Por tudo, para “ser delicado” nos moldes do ministro Gilmar Mendes, é imperioso deixar assentado que “bizarra” foi a votação e a decisão da Câmara dos Deputados do dia 17 de abril pela admissibilidade do processo deimpeachment. Bizarro foi o então presidente da Câmara dos Deputados ser afastado, apenas e tão somente, depois que conduziu todo este processo.
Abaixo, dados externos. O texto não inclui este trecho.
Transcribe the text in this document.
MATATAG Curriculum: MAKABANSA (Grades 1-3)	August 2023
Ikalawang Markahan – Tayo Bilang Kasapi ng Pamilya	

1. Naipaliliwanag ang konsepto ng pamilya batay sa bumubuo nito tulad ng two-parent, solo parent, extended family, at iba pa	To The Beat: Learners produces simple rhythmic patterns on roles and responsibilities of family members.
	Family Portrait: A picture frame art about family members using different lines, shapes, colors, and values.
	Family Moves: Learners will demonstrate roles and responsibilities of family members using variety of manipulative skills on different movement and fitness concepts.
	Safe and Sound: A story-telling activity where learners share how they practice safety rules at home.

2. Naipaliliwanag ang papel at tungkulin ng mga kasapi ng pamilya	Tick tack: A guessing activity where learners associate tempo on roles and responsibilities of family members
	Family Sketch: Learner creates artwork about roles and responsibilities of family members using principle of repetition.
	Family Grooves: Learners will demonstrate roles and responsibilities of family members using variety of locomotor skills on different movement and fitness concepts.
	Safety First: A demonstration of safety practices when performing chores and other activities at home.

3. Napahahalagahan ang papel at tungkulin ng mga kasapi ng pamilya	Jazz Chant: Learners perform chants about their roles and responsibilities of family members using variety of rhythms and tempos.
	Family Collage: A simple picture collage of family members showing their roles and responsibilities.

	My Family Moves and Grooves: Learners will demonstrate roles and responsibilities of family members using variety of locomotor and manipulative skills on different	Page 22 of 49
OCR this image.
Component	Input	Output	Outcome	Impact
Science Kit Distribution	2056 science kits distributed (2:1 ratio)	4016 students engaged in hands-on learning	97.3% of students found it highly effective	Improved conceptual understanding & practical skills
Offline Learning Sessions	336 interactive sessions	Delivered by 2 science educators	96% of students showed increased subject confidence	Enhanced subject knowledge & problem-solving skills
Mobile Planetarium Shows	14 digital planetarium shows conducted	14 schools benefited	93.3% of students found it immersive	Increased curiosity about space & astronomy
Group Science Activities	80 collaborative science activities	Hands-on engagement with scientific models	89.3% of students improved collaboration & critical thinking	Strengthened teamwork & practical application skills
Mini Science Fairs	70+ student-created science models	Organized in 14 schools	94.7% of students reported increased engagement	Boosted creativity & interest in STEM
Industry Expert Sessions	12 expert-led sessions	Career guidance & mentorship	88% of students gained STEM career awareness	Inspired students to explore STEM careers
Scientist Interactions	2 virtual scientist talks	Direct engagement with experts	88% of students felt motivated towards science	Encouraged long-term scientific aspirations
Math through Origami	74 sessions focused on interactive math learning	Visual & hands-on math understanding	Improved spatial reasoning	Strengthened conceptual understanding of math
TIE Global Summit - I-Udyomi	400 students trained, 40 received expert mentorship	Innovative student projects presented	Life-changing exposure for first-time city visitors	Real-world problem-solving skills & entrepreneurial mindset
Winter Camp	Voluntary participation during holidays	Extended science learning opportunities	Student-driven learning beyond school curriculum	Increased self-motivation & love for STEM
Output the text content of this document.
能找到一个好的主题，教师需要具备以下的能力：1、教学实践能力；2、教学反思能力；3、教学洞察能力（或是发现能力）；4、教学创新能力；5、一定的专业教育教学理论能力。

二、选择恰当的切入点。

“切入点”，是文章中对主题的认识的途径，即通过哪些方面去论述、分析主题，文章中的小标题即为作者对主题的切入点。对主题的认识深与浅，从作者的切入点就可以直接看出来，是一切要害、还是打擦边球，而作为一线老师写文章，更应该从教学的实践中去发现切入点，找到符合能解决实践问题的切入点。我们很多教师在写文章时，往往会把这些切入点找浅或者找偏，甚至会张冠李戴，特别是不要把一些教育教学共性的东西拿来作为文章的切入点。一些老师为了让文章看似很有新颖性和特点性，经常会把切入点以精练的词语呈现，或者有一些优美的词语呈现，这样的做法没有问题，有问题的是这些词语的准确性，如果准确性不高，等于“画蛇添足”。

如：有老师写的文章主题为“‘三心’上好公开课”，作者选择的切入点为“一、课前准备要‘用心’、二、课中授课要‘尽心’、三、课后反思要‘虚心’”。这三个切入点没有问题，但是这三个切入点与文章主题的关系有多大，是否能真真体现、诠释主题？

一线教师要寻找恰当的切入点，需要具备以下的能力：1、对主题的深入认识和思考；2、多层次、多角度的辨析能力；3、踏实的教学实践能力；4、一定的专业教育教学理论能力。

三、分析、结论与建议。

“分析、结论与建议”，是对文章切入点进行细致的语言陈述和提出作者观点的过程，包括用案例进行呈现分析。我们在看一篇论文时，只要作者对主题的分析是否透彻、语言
Bizarro foi o fato da presidenta da República Dilma ter sido “grampeada” ilegalmente e ter sua conversa com o ex-presidente Luiz Inácio Lula da Silva vazada em rede nacional por um juiz incompetente. Bizarro foi a condução coercitiva do ex-presidente Lula. Bizarro foi o STF impedir que Lula ocupasse o ministério da Casa Civil, cargo de livre nomeação do Chefe do Poder Executivo (art. 84, I da CR). Bizarro foi, diante de tantas bizarrices, a omissão do STF durante todo o processo. Bizarro foi a condenação da presidenta da República sem crime de responsabilidade. Bizarro é ter que se referir ao atual ocupante do Palácio do Planalto como presidente.

E como diz o personagem Dr. House [4], “O comum tem milhares de explicações. O Bizarro dificilmente tem alguma”.

Belo Horizonte, 05 de setembro de 2016.

Leonardo Isaac Yarochewsky é Advogado e Professor.